Using Legacy Code with MATLAB Coder

By Anders Sollander and Sarah Drewes, MathWorks

You plan to generate C code for a MATLAB® application using MATLAB Coder™, but the application contains MATLAB functions not supported by MATLAB Coder, as well as legacy C code from a previous project. Will you still be able to generate code for the application?

Fortunately, the answer is yes. Using tic and toc and a key value store as examples, this article shows you how. It covers the following topics:

  • Implementing functions not supported by MATLAB Coder
  • Calling legacy C functions from generated code
  • Importing legacy C functionality into MATLAB
  • Improving the build process by using helper functions to add information such as include directories and source files

The code used in this article is available for download.

Implementing Functions Not Supported by MATLAB Coder

We can generate code for unsupported functions by providing implementations and wrappers that can be used in MATLAB. We will illustrate this process with a tic and toc function.

tic and toc measure elapsed time by reading the time, in seconds, that elapses between starting the stopwatch timer (tic) and stopping it (toc).

Suppose we have a MATLAB application that involves measuring the elapsed time:

my_alg.m

function [B, t1] = my_alg(n)
    t0 = mlcutils.tic;
    A = rand(n,n);
    B = inv(A'*A);
    t1 = mlcutils.toc(t0);
end

Since functions for measuring real time are target-dependent, there is no direct way for MATLAB Coder to generate code for tic and toc that will work everywhere. We therefore have to supply this code ourselves. We will create a package, mlcutils, with wrapper functions, mlcutils.tic and mlcutils.toc, which uses our own C implementations of tic and toc.

tictoc_impl.c

#include <time.h>
#include "tictoc_impl.h"

double MW_tic(void)
{
	return ((double) clock());
}

double MW_toc(double start)
{
    return (clock() - start) / CLOCKS_PER_SEC;
}

Both the tic and toc C methods can be called from MATLAB using the coder.ceval function.

tic.m

 1  function startTime = tic
 2      % mlcutils.tic This function works like the built-in tic, but 
 3      % should be called with the corresponding package.
 4      
 5      if coder.target('MATLAB')
 6          % This will call the built-in tic function, since we're not
 7          % using the package name
 8          startTime = tic;
 9      else
10         srcDir = mlcutils.getSrcRoot;
11         coder.updateBuildInfo('addSourcePaths', srcDir);
12         coder.updateBuildInfo('addIncludePaths', srcDir);
13         coder.updateBuildInfo('addSourceFiles', 'tictoc_impl.c');
14         coder.cinclude('tictoc_impl.h');
15        
16         startTime = coder.nullcopy(double(0));
17         startTime = coder.ceval('MW_tic');
18     end
19  end

Before generating code, we must do two things: distinguish code running in MATLAB from C code, and include build information.

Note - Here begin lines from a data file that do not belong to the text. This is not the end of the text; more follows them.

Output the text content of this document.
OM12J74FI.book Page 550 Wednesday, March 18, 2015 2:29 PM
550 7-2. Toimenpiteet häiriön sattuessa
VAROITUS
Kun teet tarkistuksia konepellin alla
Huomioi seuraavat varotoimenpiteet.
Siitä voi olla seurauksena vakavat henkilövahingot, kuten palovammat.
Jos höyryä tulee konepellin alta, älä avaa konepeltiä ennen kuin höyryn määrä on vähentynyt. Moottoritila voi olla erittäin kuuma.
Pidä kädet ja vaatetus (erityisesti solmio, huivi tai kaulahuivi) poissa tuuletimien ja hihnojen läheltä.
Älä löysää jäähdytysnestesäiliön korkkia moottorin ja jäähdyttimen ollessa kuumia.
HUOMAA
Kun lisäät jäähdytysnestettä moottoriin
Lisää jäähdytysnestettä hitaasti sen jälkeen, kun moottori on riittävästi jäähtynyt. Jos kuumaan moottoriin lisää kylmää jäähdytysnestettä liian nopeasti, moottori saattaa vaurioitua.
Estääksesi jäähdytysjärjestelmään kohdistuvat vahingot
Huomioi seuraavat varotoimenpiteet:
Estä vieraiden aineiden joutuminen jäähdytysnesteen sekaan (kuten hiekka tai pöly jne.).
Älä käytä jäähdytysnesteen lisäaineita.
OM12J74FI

Distinguish Code Running in MATLAB from C Code

The coder.ceval function only works when you are generating C code; it cannot be called when you are running the code in the MATLAB interpreter. For this reason, we use the coder.target function to distinguish code running in the MATLAB interpreter from code generated by MATLAB Coder.

If the code runs in MATLAB, the standard tic and toc MATLAB functions are called (lines 5–8 in the above code sample). If code is generated, the C methods MW_tic and MW_toc are called using coder.ceval (lines 9–17 in the above code sample).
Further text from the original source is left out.